To quote those posts:
Here's a puzzle about rigs I don't know the answer to!
A 'rig' R has a commutative associative addition, an associative multiplication that distributes over addition, an element 0 with r+0 = r and 0r = 0 = r0 for all r ∈ R, and an element 1 with 1r = r = r1 for all r ∈ R.
A rig is 'idempotent' if rr = r for all r ∈ R.
The free idempotent rig on two generators is finite, according to @rogers. But how many elements does it have?
It has at most 4⁷ elements, but in fact far fewer.
(1/n)
We can start by taking two elements a and b and multiplying them in all ways subject to associativity and the idempotent law. We get just 7 elements:
1, a, b, ab, ba, aba, bab
Then we start adding these. In an idempotent rig r + r + r + r = r + r for any element r, so we get at most 4⁷ elements.
Why is that equation true? Because
(1+1)² = 1 + 1
(2/n)
But the free idempotent rig on two generators has far fewer than 4⁷ elements! After all, it obeys many more relations, like
a + ab + ba + b = a + b
(Notice that we can't get from this to ab + ba = 0, since we can't subtract.)

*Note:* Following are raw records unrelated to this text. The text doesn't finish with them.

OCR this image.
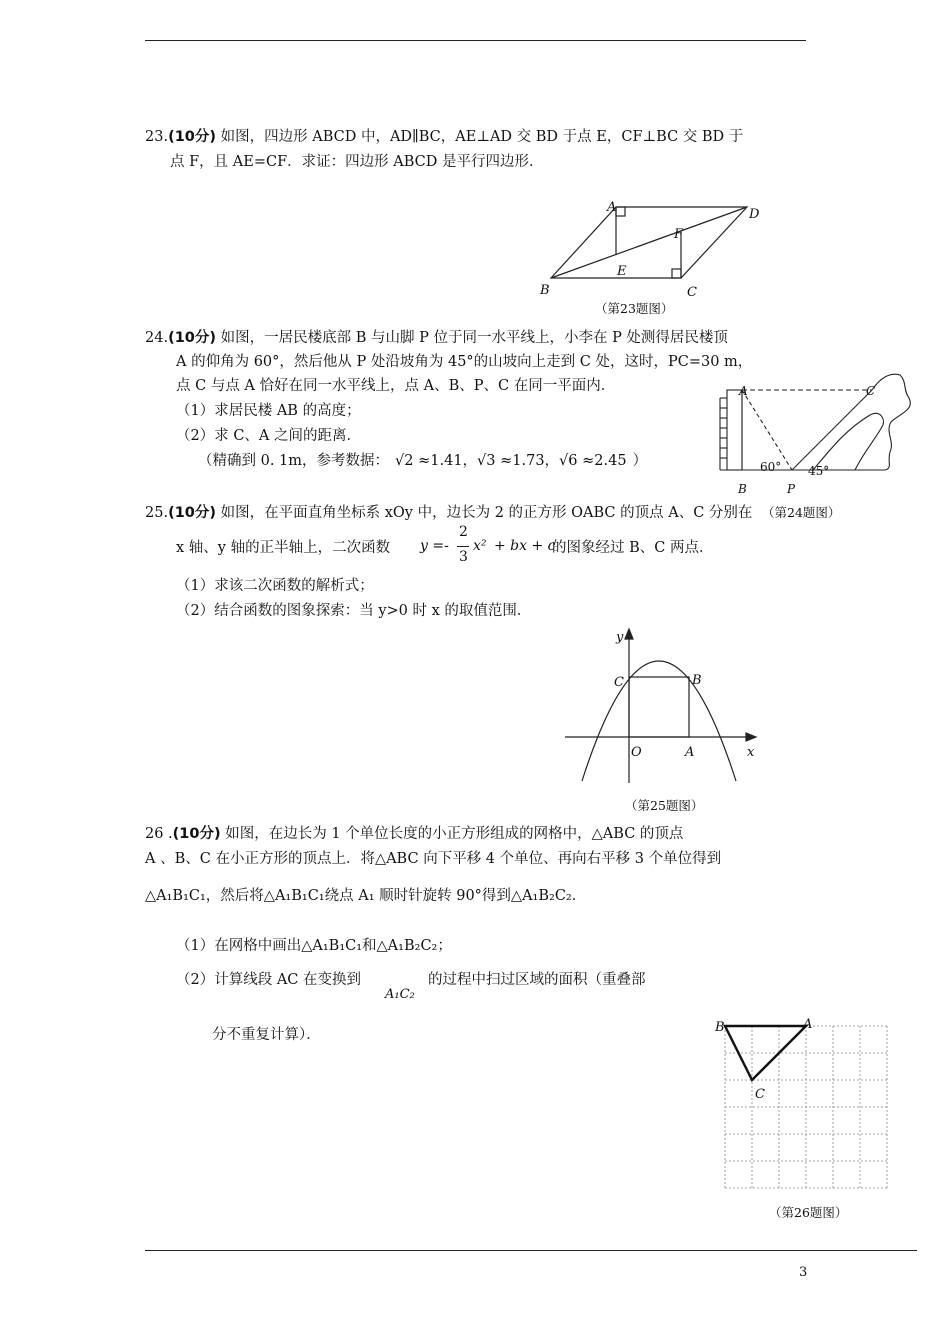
23.(10分) 如图，四边形 ABCD 中，AD∥BC，AE⊥AD 交 BD 于点 E，CF⊥BC 交 BD 于
点 F，且 AE=CF．求证：四边形 ABCD 是平行四边形．
A	D
F
E
B	C
（第23题图）
24.(10分) 如图，一居民楼底部 B 与山脚 P 位于同一水平线上，小李在 P 处测得居民楼顶
A 的仰角为 60°，然后他从 P 处沿坡角为 45°的山坡向上走到 C 处，这时，PC=30 m，
点 C 与点 A 恰好在同一水平线上，点 A、B、P、C 在同一平面内．
（1）求居民楼 AB 的高度；
（2）求 C、A 之间的距离．
（精确到 0. 1m，参考数据： √2 ≈1.41，√3 ≈1.73，√6 ≈2.45 ）
A	C
60° 45°
B	P
（第24题图）
25.(10分) 如图，在平面直角坐标系 xOy 中，边长为 2 的正方形 OABC 的顶点 A、C 分别在
x 轴、y 轴的正半轴上，二次函数 y =-
2
3
x² + bx + c
的图象经过 B、C 两点．
（1）求该二次函数的解析式；
（2）结合函数的图象探索：当 y>0 时 x 的取值范围．
y
C	B
O	A	x
（第25题图）
26 .(10分) 如图，在边长为 1 个单位长度的小正方形组成的网格中，△ABC 的顶点
A 、B、C 在小正方形的顶点上．将△ABC 向下平移 4 个单位、再向右平移 3 个单位得到
△A₁B₁C₁，然后将△A₁B₁C₁绕点 A₁ 顺时针旋转 90°得到△A₁B₂C₂．
（1）在网格中画出△A₁B₁C₁和△A₁B₂C₂；
（2）计算线段 AC 在变换到
A₁C₂
的过程中扫过区域的面积（重叠部
分不重复计算）．	B	A
C
（第26题图）
3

So, how many elements does it have?
By the way, the free idempotent rig on 3 generators is probably infinite, since there are infinitely many 'square-free words' with 3 letters:
https://en.wikipedia.org/wiki/Square-free_word
(3/n, n = 3)
This code attempts to answer that question.
The answer, if I haven't made enough mistakes, is 284.
If you want to know more, I have some prepopulated results:
- all_classes.txt lists the elements in equivalence classes, one line per class.
- lexical_element.txt selects one element per equivalence class, choosing the minimal one according to Rust's auto-derived comparison operator, which I believe should give that lexicographically minimal element per class.
- small_element.txt selects a "smallest" element, with where the number of non-zero coefficients is zero, tie-broken on sum of the coefficients.
As John Carlos Baez points out, x + x + x + x = x + x, so we can represent any element as
[0..3] + [0..3]a + [0..3]b + [0..3]ab + [0..3]ba + [0..3]aba + [0..3]bab
which is a pleasantly tractable number of elements. All we need to do is work out which elements are equivalent - i.e. construct equivalent classes over these sets. To create equivalence classes, I used a very basic union-find algorithm.
There were three sources of equivalence classes:
- If X * X = Y, X and Y go in the same equivalence class (X == Y).
- If X_1 * Y_1 = Z_1 and X_2 * Y_2 = Z_2, and X_1 == X_2 and Y_1 == Y_2, then Z_1 == Z_2.
- Same, but for addition.
I chucked in an extra "iterate until fixed point", as I'm paranoid, but I'm pretty sure this isn't necessary due to the magic of unification.
It's surprisingly slow. I recommend running it with cargo run --release.
Not my finest hour, I'll admit. I did ad-hoc tests of each piece of code as I went along, but not what I'd call real tests. Maybe another day.